What’s up with… Xiaomi, Bouygues Telecom, Qualcomm

  • Xiaomi added to US naughty list
  • Bouygues Telecom plots major growth
  • Qualcomm M&A looks smart, reckons analyst

A growing Chinese smartphone vendor caught in US administration crosshairs and the growth plans of a major French operator lead the way in this end-of-week news roundup.

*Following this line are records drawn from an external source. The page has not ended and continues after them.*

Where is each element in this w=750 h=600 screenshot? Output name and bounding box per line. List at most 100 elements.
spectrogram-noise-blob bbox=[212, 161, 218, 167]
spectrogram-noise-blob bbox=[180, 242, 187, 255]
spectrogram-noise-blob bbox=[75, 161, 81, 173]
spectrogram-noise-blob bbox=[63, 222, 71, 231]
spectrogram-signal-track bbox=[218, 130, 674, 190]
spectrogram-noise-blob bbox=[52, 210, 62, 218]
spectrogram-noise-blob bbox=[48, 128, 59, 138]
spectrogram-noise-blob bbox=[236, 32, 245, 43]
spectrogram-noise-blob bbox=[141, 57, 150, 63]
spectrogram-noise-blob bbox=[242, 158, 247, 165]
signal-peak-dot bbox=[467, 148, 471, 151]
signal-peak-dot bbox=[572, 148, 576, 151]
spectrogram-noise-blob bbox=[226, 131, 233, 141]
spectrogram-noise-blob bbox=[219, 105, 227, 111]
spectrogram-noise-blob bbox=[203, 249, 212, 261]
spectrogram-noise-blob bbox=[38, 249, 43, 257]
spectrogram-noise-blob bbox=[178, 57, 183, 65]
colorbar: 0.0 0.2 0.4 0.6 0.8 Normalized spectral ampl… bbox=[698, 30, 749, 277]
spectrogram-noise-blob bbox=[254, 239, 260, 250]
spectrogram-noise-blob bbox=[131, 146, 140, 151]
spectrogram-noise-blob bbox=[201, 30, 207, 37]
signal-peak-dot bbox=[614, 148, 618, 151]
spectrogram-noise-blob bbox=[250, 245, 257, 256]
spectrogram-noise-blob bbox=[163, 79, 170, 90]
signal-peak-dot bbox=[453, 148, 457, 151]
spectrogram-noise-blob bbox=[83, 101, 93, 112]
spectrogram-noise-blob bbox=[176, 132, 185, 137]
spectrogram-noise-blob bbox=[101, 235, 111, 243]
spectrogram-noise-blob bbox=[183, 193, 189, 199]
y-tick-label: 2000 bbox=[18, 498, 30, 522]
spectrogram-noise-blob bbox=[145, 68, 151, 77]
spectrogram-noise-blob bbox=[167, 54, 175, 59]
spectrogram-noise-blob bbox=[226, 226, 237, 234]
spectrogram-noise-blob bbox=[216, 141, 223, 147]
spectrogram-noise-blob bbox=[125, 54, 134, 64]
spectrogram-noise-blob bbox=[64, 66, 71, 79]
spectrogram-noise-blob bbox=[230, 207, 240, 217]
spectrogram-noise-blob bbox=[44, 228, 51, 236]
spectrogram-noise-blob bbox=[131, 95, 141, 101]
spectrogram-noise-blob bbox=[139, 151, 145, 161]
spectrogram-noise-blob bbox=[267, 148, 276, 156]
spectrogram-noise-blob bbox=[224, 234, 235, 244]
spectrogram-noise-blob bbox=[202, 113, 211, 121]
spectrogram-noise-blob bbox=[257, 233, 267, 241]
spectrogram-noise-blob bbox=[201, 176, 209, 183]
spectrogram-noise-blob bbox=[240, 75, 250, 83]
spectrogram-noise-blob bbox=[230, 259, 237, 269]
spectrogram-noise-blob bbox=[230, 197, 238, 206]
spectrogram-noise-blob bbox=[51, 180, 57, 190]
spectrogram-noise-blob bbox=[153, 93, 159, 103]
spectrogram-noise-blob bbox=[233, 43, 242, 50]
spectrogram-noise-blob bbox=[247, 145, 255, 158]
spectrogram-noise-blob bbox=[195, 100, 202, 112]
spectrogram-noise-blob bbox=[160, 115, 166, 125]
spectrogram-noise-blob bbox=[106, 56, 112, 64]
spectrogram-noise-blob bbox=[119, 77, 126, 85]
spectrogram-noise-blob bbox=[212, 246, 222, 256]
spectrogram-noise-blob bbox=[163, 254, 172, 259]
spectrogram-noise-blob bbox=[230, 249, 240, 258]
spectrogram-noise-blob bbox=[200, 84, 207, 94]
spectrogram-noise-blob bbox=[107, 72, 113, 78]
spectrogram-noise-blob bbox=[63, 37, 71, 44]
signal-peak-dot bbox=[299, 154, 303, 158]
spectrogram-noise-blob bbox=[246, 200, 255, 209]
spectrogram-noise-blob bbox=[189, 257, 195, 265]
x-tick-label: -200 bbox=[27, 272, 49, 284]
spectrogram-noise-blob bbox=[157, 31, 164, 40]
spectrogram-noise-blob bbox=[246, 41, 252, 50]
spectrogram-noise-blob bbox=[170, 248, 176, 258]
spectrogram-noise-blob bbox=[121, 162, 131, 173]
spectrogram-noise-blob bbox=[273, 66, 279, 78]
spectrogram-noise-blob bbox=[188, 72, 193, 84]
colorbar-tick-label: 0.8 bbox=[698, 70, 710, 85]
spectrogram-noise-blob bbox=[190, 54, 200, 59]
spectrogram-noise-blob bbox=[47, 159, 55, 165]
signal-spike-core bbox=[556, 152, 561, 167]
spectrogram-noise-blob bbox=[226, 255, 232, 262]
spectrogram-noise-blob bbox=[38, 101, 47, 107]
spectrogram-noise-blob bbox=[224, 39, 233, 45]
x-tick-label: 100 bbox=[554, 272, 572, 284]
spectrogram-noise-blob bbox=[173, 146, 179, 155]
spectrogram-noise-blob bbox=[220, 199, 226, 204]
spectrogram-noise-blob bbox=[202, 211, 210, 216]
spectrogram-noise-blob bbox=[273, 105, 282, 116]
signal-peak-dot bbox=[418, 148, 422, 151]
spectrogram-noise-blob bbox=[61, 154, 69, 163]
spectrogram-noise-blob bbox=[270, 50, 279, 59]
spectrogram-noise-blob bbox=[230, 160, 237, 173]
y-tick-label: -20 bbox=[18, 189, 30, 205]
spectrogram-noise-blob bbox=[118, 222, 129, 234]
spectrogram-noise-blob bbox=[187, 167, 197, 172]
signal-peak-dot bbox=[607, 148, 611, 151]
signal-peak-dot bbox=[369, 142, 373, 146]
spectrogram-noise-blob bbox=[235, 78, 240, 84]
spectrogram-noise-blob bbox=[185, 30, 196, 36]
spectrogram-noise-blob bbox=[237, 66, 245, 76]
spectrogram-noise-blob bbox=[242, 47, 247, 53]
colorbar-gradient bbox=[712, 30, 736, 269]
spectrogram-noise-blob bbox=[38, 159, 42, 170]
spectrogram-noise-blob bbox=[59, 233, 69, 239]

  • Smartphone giant Xiaomi is the latest well-known company to be branded as “Communist Chinese military company” by the US administration (Department of Defense), a move that means US investors have to divest their holdings by November this year.   Xiaomi, which is currently the third largest smartphone vendor in the world according to IDC, issued a statement to say it is “not owned, controlled or affiliated with the Chinese military, and is not a ‘Communist Chinese Military Company’ defined under the NDAA [National Defense Authorization Act]. The Company will take appropriate course of actions to protect the interests of the Company and its shareholders.” The announcement wiped more than 10% off Xiaomi’s share price on the Hong Kong stock exchange, lowering its market valuation by more than US$10 billion.
  • On the same kind of subject… China Telecom is also feeling the impact of US administration decisions. After last week’s bizarre double U-turn decision by the NYSE to delist the Chinese operator’s shares (along with those of China Mobile and China Unicom), investment firm BlackRock sold almost all of the Hong Kong-listed shares it held in China Telecom, a stake valued at $200 million, according to Reuters
  • French operator Bouygues Telecom has unveiled its Ambition 2026 strategy, which outlines its plan to become the number two player in the mobile market, add 3 million FTTH customers, double its market share in the fixed business services sector, become a wholesale operator, and boost its annual revenues from about €4.9 billion to €7 billion by 2026.
  • Has Qualcomm just made a great move in spending $1.4 billion on a company with no products or customers? Analyst Richard Windsor thinks so – in fact he thinks the deal to acquire NUVIA could be as important to Qualcomm as Flarion was 15 years ago. Find out why in this Radio Free Mobile analysis article.
  • A Swedish court has dismissed an appeal by Huawei against its exclusion from the country’s 5G network roll out. As a result, the country’s 5G spectrum auction scheduled for next week is able to proceed as planned, according to Reuters.  
  • The A1 Telekom Austria Group says it has acquired a majority stake in analytics firm Invenium, a company in which it had already invested and with which it had developed its A1 Mobility Insights product, which “has already proven helpful in the Corona crisis management.”
  • Here’s a lockdown home-schooling offer that might take a bit of beating. London-based Community Fibre has announced it will provide one-year of full fibre broadband to the most vulnerable households in London to help children get the education they need. The 50Mbit/s free service will be provided for 12 months after installation, no strings attached, and at the end of the free period households can either keep the service or cancel it completely and return the router.
  • Advantech says it has joined the O-RAN Alliance, saying it will “contribute with compact and reliable commercial-off-the-shelf server designs that are capable of sustained communication workload processing at the network edge.” See this press release for more details. 
  • KDDI is the latest Japanese operator to drastically lower its mobile contract prices, announcing it will in March offer a 20 Gbytes monthly plan for just ¥2,480, undercutting the low-cost offers from NTT DoCoMo and SoftBank, which have both matched newcomer Rakuten Mobile’s ¥2,980 monthly fee, reports the Japan Times. Japan’s operators have been under political as well as competitive pressure to offer better-value deals.